High-altitude pulmonary edema (HAPE) is a noncardiogenic form of pulmonary edema, which is induced upon exposure to hypobaric hypoxia at high altitude (HA). Hypobaric hypoxia generates reactive oxygen species that may damage telomeres and disturb normal physiological processes. Telomere complex comprises of multiple proteins, of which, tankyrase (TNKS) is actively involved in DNA damage repairs. We hence investigated the association of TNKS and telomeres with HAPE to delineate their potential role at HA. The study was performed in three groups, High-altitude pulmonary edema patients (HAPE-p, n = 200), HAPE-resistant sojourners (HAPE-r, n = 200) and highland permanent healthy residents (HLs, n = 200). Variants of TNKS were genotyped using polymerase chain reaction-restriction fragment length polymorphism. Plasma TNKS level was estimated using enzyme-linked immunosorbent assay, expression of TNKS and relative telomere length were assessed by reverse transcription-quantitative polymerase chain reaction (RT-qPCR), and telomerase activity was assessed by the telomere repeat amplification protocol assay. TNKS poly-ADP ribosylates the telomere-repeat factor (TRF), which is a negative regulator of telomere length. Consequently, TRF expression was also measured by RT-qPCR. The TNKS heterozygotes rs7015700GA were prevalent in HLs compared to the HAPE-p and HAPE-r. The plasma TNKS was significantly decreased in HAPE-p than HAPE-r (P = 0.006). TNKS was upregulated 9.27 folds in HAPE-p (P = 1.01E-06) and downregulated in HLs by 3.3 folds (P = 0.02).

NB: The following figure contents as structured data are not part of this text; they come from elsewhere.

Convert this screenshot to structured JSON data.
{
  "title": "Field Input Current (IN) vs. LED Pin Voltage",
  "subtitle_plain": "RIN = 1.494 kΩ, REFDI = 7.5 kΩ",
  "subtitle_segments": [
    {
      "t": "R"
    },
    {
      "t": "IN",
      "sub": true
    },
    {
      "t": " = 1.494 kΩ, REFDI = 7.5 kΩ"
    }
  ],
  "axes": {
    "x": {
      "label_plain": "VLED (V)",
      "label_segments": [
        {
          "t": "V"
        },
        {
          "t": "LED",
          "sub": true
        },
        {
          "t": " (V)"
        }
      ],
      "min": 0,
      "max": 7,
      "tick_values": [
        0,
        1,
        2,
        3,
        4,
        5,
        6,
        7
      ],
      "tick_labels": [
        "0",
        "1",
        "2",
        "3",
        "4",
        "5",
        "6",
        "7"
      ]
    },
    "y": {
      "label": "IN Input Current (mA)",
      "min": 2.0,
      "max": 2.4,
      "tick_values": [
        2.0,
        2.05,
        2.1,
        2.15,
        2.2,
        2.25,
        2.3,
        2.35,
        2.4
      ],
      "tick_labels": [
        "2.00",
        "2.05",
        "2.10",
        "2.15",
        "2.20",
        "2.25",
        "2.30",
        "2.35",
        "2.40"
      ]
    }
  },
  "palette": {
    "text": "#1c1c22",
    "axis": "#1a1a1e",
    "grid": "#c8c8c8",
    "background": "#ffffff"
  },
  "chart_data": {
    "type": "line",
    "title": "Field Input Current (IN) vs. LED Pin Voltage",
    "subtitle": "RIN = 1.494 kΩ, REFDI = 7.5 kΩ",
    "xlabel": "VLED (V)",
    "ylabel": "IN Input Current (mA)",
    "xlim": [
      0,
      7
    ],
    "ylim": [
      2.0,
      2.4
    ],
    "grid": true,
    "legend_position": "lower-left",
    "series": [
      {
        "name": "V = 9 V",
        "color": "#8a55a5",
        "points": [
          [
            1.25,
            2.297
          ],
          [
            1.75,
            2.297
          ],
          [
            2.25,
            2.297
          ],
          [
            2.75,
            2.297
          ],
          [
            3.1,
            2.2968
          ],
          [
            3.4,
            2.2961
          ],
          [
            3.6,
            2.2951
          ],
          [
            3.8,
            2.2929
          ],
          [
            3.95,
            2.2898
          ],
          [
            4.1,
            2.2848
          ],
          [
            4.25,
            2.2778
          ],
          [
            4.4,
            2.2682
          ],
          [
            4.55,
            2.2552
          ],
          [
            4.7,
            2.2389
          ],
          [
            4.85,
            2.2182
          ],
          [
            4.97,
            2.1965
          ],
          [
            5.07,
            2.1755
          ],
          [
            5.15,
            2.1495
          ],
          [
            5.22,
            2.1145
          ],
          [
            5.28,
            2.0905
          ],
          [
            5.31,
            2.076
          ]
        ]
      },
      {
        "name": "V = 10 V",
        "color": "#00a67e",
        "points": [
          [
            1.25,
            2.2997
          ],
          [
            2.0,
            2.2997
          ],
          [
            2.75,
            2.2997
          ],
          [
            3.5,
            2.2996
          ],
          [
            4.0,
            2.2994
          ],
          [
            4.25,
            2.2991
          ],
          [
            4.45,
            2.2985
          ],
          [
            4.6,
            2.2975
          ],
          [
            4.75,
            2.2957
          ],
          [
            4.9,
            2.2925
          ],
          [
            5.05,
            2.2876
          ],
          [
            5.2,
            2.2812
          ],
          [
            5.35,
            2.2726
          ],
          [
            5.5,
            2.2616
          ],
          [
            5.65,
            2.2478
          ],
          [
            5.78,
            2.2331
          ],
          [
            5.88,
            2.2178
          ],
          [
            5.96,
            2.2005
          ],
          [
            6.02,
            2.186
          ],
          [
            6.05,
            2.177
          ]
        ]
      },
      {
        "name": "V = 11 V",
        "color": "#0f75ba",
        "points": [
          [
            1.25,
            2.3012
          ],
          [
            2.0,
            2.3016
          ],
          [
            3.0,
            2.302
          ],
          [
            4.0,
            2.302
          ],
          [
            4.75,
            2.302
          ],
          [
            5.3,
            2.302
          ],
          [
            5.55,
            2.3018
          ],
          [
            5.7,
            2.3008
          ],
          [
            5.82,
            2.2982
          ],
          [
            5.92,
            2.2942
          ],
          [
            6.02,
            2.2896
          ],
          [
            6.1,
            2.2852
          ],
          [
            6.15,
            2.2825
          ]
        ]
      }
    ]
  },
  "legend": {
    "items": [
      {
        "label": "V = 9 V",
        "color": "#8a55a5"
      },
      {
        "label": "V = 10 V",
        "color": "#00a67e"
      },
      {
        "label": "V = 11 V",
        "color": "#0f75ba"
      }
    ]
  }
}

The telomere length was shorter in HAPE-p compared to HAPE-r (P = 0.03) and HLs (P = 4.25E-4). The telomerase activity was significantly higher in HAPE-p compared to both HAPE-r (P = 0.01) and HLs (P = 0.001). HAPE-p had the lowest TNKS levels (0.186 ± 0.031 ng/μl) and the highest telomerase activity (0.0268 amoles/μl). The findings of the study indicate the association of TNKS and telomeres with HA adaptation/maladaptation.